Meski lahan telah diserahkan kepada pemerintah Kabupaten Aceh Utara, menurut Rasio Ridho Sani, Exxon masih terikat kontrak peraturan lingkungan hidup.

"Siapa yang mencemari, dia harus bertanggungjawab. Kedua terkait pengolahan limbah B3, termasuk merkuri, ada prinsip-prinsip liability, tanggungjawab mutlak dari penghasil limbah tersebut. Sejauh ini berdasarkan apa yang kami lihat, karena lahan tersebut adalah milik PT Exxon dan kami temukan pada kedalaman 60 cm, itu diperkirakan dari kegiatan lama," tambah Sani.

Exxon menggunakan lahan tersebut, antara lain untuk bengkel, klinik, dan perkantoran. Namun humas Exxon di Indonesia, Maman Budiman menegaskan Exxon tidak melakukan pencemaran di bekas lahan operasinya.

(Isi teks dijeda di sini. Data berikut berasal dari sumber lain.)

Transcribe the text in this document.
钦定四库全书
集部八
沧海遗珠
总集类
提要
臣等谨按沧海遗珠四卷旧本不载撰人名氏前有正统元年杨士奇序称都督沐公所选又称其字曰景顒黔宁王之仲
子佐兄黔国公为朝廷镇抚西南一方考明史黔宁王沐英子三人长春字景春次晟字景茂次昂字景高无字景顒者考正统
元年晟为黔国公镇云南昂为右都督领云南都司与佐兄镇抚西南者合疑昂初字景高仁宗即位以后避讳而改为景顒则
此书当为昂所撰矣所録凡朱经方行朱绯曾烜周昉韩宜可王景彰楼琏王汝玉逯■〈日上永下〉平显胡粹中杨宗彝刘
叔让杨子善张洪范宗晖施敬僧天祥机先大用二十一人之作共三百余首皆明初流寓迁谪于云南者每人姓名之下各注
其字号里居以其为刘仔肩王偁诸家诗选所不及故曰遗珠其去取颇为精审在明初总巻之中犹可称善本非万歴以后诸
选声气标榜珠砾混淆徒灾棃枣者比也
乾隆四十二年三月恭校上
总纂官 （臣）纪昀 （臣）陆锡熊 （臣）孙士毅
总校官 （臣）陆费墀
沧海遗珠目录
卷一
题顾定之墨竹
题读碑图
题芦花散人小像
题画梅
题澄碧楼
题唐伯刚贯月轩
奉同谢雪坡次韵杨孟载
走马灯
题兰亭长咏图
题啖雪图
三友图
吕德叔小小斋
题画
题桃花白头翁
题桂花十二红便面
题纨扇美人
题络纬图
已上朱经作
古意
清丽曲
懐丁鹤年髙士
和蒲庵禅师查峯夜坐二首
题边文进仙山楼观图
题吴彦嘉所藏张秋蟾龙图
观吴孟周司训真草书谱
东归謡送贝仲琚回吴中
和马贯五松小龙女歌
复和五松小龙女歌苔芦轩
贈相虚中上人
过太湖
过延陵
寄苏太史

Bagaimanapun, Budiman mengatakan Exxon bersedia bekerjasama meski bentuk-bentuknya masih akan dibicarakan.

"ExxonMobil memang sudah berkomitmen untuk bekerjasama dengan pemerintah daerah setempat untuk menangangi masalah ini," kata Budiman.

Dia menambahkan lahan telah diserahkan kembali ke pemerintah setelah digunakan oleh operasional Exxon.

"Di daerah itu selama digunakan oleh kita, tidak ada operasi produksi minyak dan gas. Itu daerah bekas bengkel alat-alat berat, ada klinik masyarakat, kemudian ada juga welding shop (bengkel las) dan gudang. Jadi tidak ada operasi merkuri di daerah yang sekarang ini ditemukan ada merkuri di dalam tanah," tutur Budiman.

Dia membantah bila komitmen Exxon membantu pembersihan merkuri terkait pengakuan bahwa perusahan minyak dan gas tersebut mempunyai andil dalam pencemaran di bekas lahannya.